ERWIN, Tenn. (WJHL) — Nuclear Fuel Services (NFS) is seeking federal approval to amend its license for working with radioactive materials, and a panel of judges will hear arguments Monday on whether a citizens’ group will be allowed to present four “contentions” as NFS’s application moves forward.

The 1 p.m. hearing, which will involve arguments from a lawyer for the citizens’ group and lawyers for NFS, can be heard by the public through a phone number and passcode:

  • Phone: 888-982-7291
  • Passcode: 8332009#

If the Erwin Citizens Action Network (ECAN) is successful, it will be able to participate as the Nuclear Regulatory Commission (NRC) considers the Erwin nuclear facility’s application.

ECAN President Linda Modica told News Channel 11 she hopes ECAN can be involved to provide what she called “a peer review” alongside the NRC.

She said the National Environmental Policy Act (NEPA) gives the public “a right to know what our government is doing, and we also have a right under NEPA to have a say.”

NFS, which told News Channel 11 Friday “we do not comment about ongoing litigation,” is seeking to expand what it’s allowed to do in the highly regulated industry. The request is related to a $57.5 million contract NFS was awarded in late February 2021 from the U.S. National Nuclear Security Administration (NNSA).

That contract’s Phase I calls for NFS to “design and pilot demonstration of highly enriched uranium (HEU) conversion and purification services.”

The process NFS is working on involves “using natural or depleted uranium (DU) to convert oxide to purified HEU metal.”

According to a synopsis in the Aug. 31 Federal Register, NFS wants its license amended “to perform uranium purification and conversion services at the NFS site pursuant to a contract with the NNSA.”

Work began immediately on the contract last year. Federal officials called it a “bridge program” as the Y-12 site in Oak Ridge, which had been performing that type of work, converts to a new “electrorefining process.”

Modica said the Federal Register’s synopsis of NRC’s review process describes the level of risk NFS is taking on as it performs work that she said has previously been done only at government facilities.

“They have said that outright, that there are going to be new processes invented in order to do the work that they seek,” Modica said.

“What we’re talking about is highly enriched uranium.

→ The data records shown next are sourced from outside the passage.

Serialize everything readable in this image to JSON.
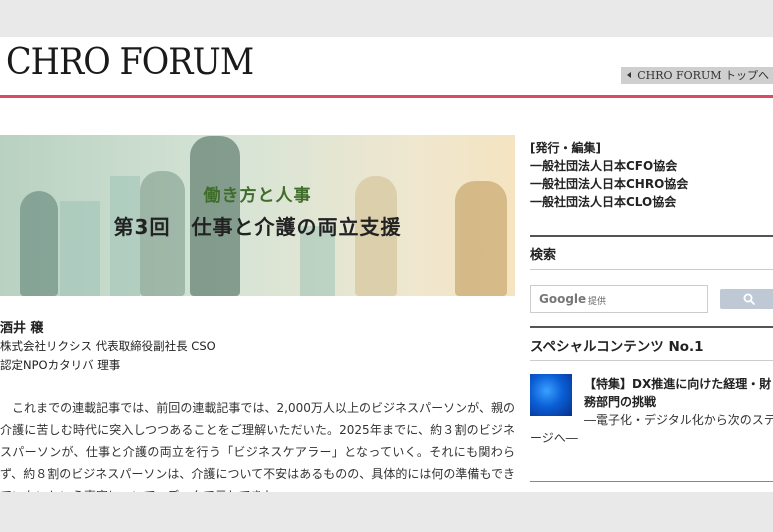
{
  "header": {
    "logo": "CHRO FORUM",
    "top_link": "CHRO FORUM トップへ"
  },
  "banner": {
    "subtitle": "働き方と人事",
    "title": "第3回　仕事と介護の両立支援"
  },
  "author": {
    "name": "酒井 穣",
    "line1": "株式会社リクシス 代表取締役副社長 CSO",
    "line2": "認定NPOカタリバ 理事"
  },
  "article": {
    "body": "これまでの連載記事では、前回の連載記事では、2,000万人以上のビジネスパーソンが、親の介護に苦しむ時代に突入しつつあることをご理解いただいた。2025年までに、約３割のビジネスパーソンが、仕事と介護の両立を行う「ビジネスケアラー」となっていく。それにも関わらず、約８割のビジネスパーソンは、介護について不安はあるものの、具体的には何の準備もできていないという事実について、データで示してきた。"
  },
  "sidebar": {
    "publisher_label": "[発行・編集]",
    "publishers": [
      "一般社団法人日本CFO協会",
      "一般社団法人日本CHRO協会",
      "一般社団法人日本CLO協会"
    ],
    "search_heading": "検索",
    "search_brand": "Google",
    "search_placeholder": "提供",
    "special_heading": "スペシャルコンテンツ No.1",
    "special_title": "【特集】DX推進に向けた経理・財務部門の挑戦",
    "special_sub1": "―電子化・デジタル化から次のステ",
    "special_sub2": "ージへ―"
  },
  "colors": {
    "accent_rule": "#d94a66",
    "banner_subtitle": "#3f6d2a",
    "search_button": "#bfc9d6"
  }
}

This is bomb material that is more highly enriched than the fuel material that they generally produce.”

The federal register synopsis says a license amendment is required because NFS itself reports that the new services “have the potential to introduce new accident scenarios to the existing NRC-licensed activities…”

That synopsis also notes the proposed work “use new processes, technologies or control systems for which the licensee has no prior experience.”

During its upcoming technical review, the NRC will review NFS’s application in areas including “radiation safety, chemical safety, fire safety, security, environmental protection and material control/accountability.”

Terry Lodge will argue ECAN’s case Monday. He said it’s important that ECAN be allowed to weigh in, though he said the NRC has “a somewhat creditable history of attempting to regulate NFS.”

But Lodge said he and ECAN’s leaders believe the scrutiny and track record at Y-12 are stronger.

“By moving it to a private sector firm instead of running it at a federally owned facility apparently you are going to be looking at a weaker quality control structure,” he said.

Lodge said he understands the economic impact NFS has on the Erwin community.

“We all understand that people want to stay in business,” he said. “But it’s a very unusual line of work and it has lots of hazards. This is not a game and it’s not just a cash cow.”

The four contentions center around:

  • The likelihood that this project that involves improvement of nuclear weapons technology “is increasingly at odds with international laws and norms” and that under NEPA, those impacts must be discussed.
  • That the project’s need is “expressed in unduly narrow and time-limited terms” and that’s resulted in “inadequate consideration of the no-build alternative.” That contention also raises the question of whether the “bridging strategy” is even necessary given the progress being made on the new process at Y-12.
  • That NFS’s “legacy contamination” from its operations over the past 65 years “is understated, uninvestigated and missing from” the company’s required supplemental environmental report. The contention references ongoing studies from Michael Ketterer, a Ph.D. chemist, that it says “unequivocally demonstrate the offsite presence of NFS-derived contamination of the surroundings, as well as the entire Nolichucky River downstream of NFS.”
  • That NFS has a poor track record of quality assurance. It cites a “considerable history of safety violations at NFS over the past decade.”